So those emails I alluded to in my last post? The ones I really wanted to receive? I don’t think they’re coming.
I know, I know. “Maddie, anything can happen at any time.”
Sure. Anything can happen at any time. I could have gotten that life-changing email in October 2017, I could have gotten it this morning. A year and a half spent working out in the gym, studying decades of source material, building a badass resume to prove why I’m the best, and I’ve essentially been ghosted. Professionally ghosted after falling hard for a job that I would have dropped everything and moved halfway across the world for.
Don’t get me wrong, I’ll be on a plane tomorrow if the opportunity presents itself. But a series of recent events suggests that it won’t be happening.
So whats next for Maddie Hammond, the girl who once earned the nickname “Princess God”?
Its summer, and I’ve always been a summer girl. I’ve always defined my life by what happens in the summertime. The biggest example? In the summer of 2008, I actively changed my personality. That isn’t a joke. It was a turning point in my life, a time I needed to shine in my own way in order to live the future I wanted. I was fifteen, and the choices I made regarding how I treated others and myself ultimately led to the best years (summers) of my life so far. I believed in myself, and as a result, I went from bullied little nerd to award-winning iconic summer camp counselor.
So, I’m going to change things up a little bit this summer. Flip to the next chapter in the story that is my life. Stop playing a game that I don’t even want to win. Focus a little less on cartoon characters, and a lot more on me. Work on projects that will ultimately lead me to signing my own name in autograph books. And get this stupid dark dye out of my hair. Thats whats next.

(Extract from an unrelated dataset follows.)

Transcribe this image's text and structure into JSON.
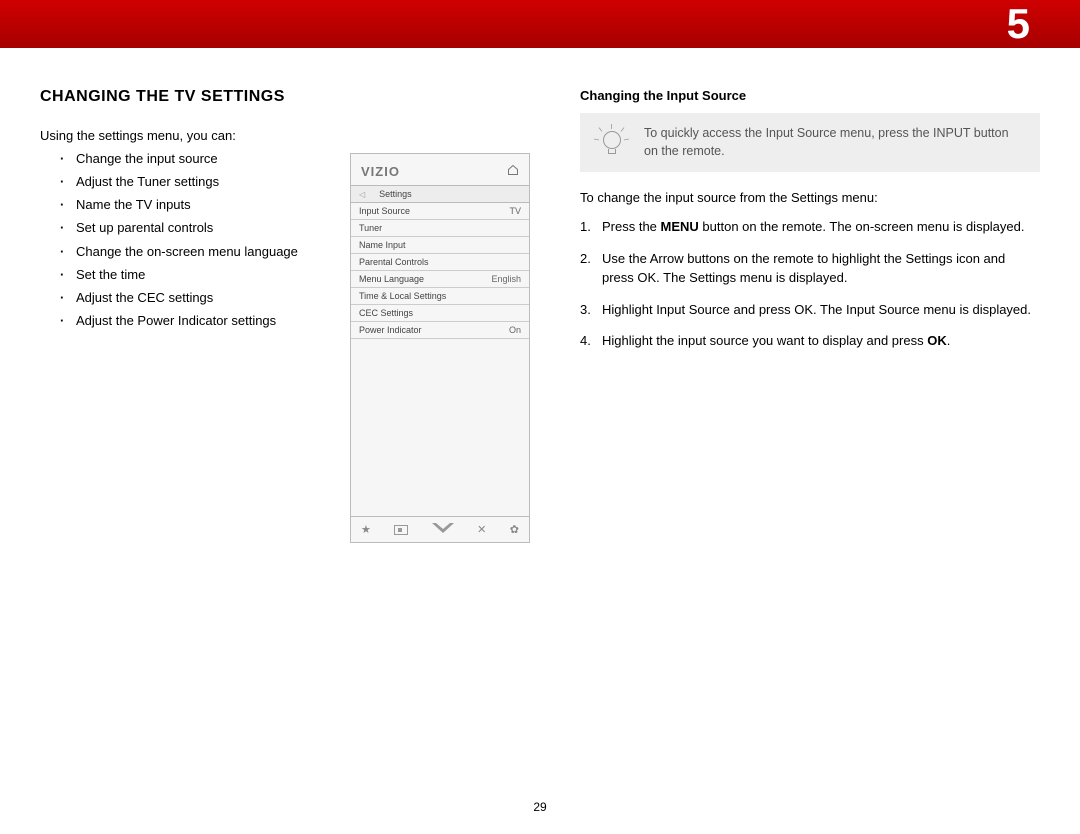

From the bottom of my heart, THANK YOU to everyone who has been supporting my summer project, Camp Stories. Writing the script for a podcast has been an artistic challenge, as well as a very inexpensive form of personal therapy. It is so cool to make something all by myself, and even cooler to hear that I have an audience who is enjoying it. Holding myself to a production schedule might be what is holding me together right now. Camp Stories will take me through mid-August, by which time I hope to have a few more projects up and running.
I’m focusing on projects that will help me grow as an artist, and give me a wide range of experiences. The key word for this season is differentiate. Set myself up as an incomparable entertainer. Learn from my artistic heroes, and chart my own course. Explore different ways of telling stories. Make new things. Take control of my personal narrative, take away any reason to get lost in the shuffle. Do awesome shit. Make people smile. Write “Maddie Fucking Hammond” in neon lights, so that no one dares to get me confused with someone else.
So lets toast to a new season of life, a kick ass summer of using my own voice. I’m glad you’re along for the ride. To quote one of those heroes of mine, Adam Lambert, “I’m here for your entertainment“. That’s one promise I’ll always keep.